Friday, February 19, 2010

Alienation in Dangling Man 2

As a graduate of the University of Wisconsin and an amateur writer studying eighteenth century figures. Joseph is unable to continue his writing, feeling that the ideas of the eighteenth century cannot answer his questions. He reads the newspaper, goes for walk, tries to lead a life of reason and disciplined feeling. But in the social vacuum, he finds himself rootless, a failure.
One reason is that society does not accept him, as it rejects artists and intellectuals generally. Since these people do not perform in their narrowest sense, essential and productive functions, they have no status in the eyes of the respectable and productive members of the community. Or rather they have the status of children, tolerated and patronized by their elders who know a great deal more about the bread and butter problems of life. In his essay, Distraction of a Fiction Writer, published in 1957, Bellow asserts that society does not honor the imagination, which is so important to the writer. The writer feels, then, that society does not need him. The writer lives in a world where a man’s work is supposed to be in the practical realm of things. Not being practical, the writer is held in contempt. In the novel Joseph’s brother and his family document the antagonism of the middle class to those who, outside it, are searching for freedom and identity. Amos has contempt for his ineffectual brother.

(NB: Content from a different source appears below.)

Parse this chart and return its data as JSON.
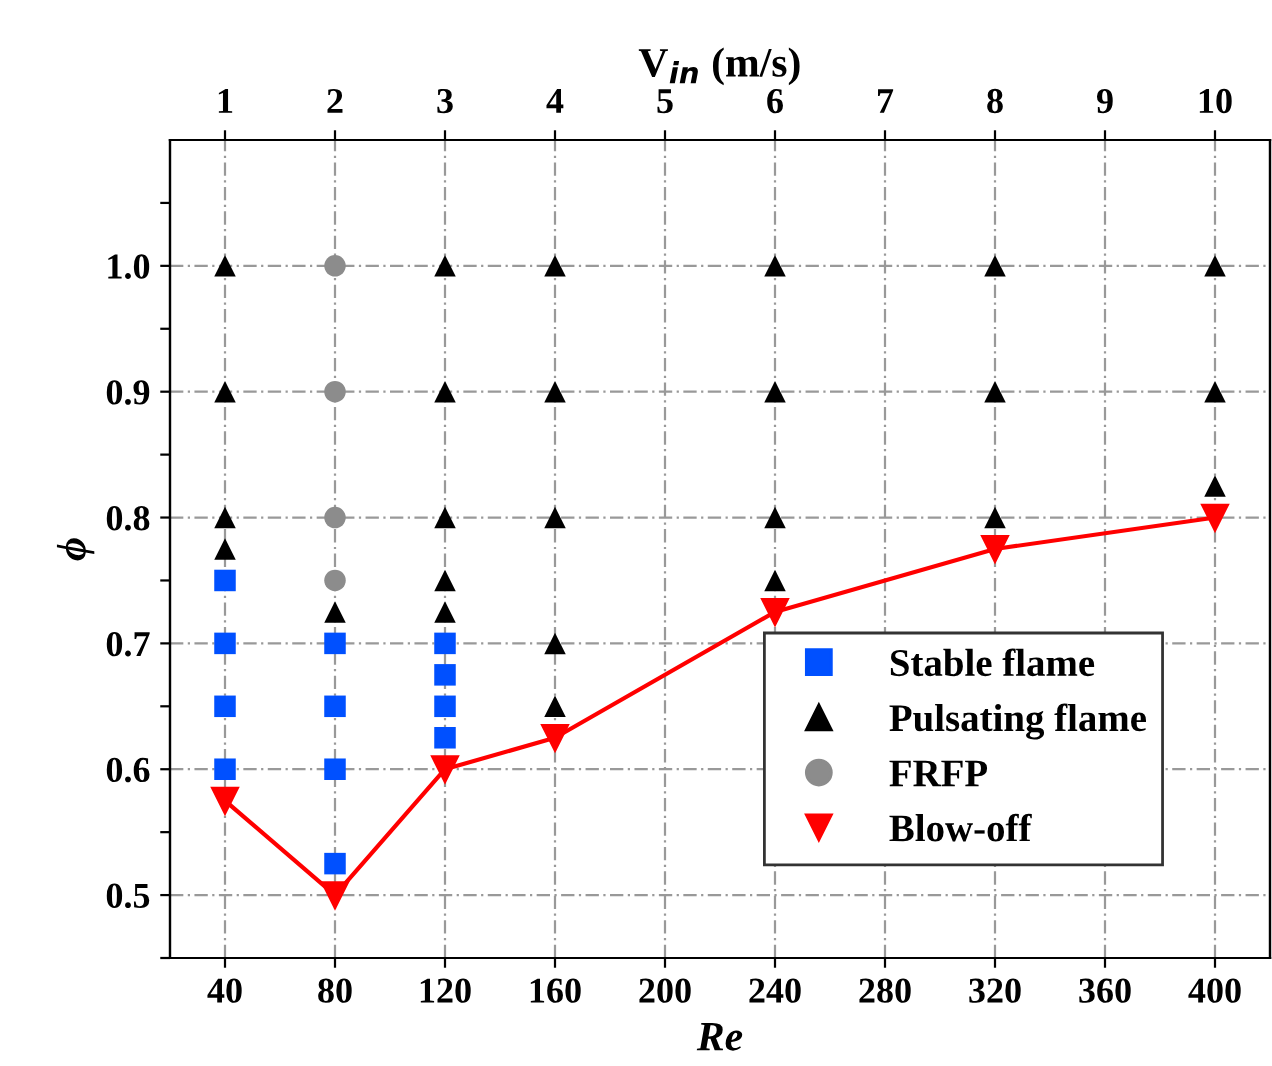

Another aspect of the alienation motif is caused by the specific situations Joseph is waiting for his draft call when he will find a place in the army, and it is the notice not to arrive after he has cut his civilian connections that leaves him dangling and drifting aimlessly. Being jobless robs Joseph of a place. He has no sense of belonging to the community of man. For Joseph, the notion of community is breaking down. As it goes, he begins to lose feeling for the people around him, to lose touch with the magnetic chain of humanity. He feels himself imprisoned in one room: “I, in this room, separate, alienated, distrustful, find in my purpose not an open world, but a closed, hopeless jail. My perspectives end in the walls” (75). In this situation action seeps away. The hero devotes himself to the niceties of routine. He rises early, buys his cigars, drinks a Coca-Cola, and is down in the lobby by eight o’clock. Dangling between civilian life and the army, isolated from others, Joseph wonders who he is. He “suffers from a feeling of strangeness, of not quite belonging to the world, of lying under a cloud and looking up at it”(24). No longer “the sort of person I had been,” Joseph looks at himself, stands back and examines himself through the occasional use of the third person descriptions: “Joseph, aged twenty-seven, an employee of the Inter-American Travel Bureau, a tall, already slightly flabby but, nevertheless, handsome young man, a graduate of the University of Wisconsin....”(21). What is the strange object “Joseph”? “Only for legal purpose”, he says, is he his older self.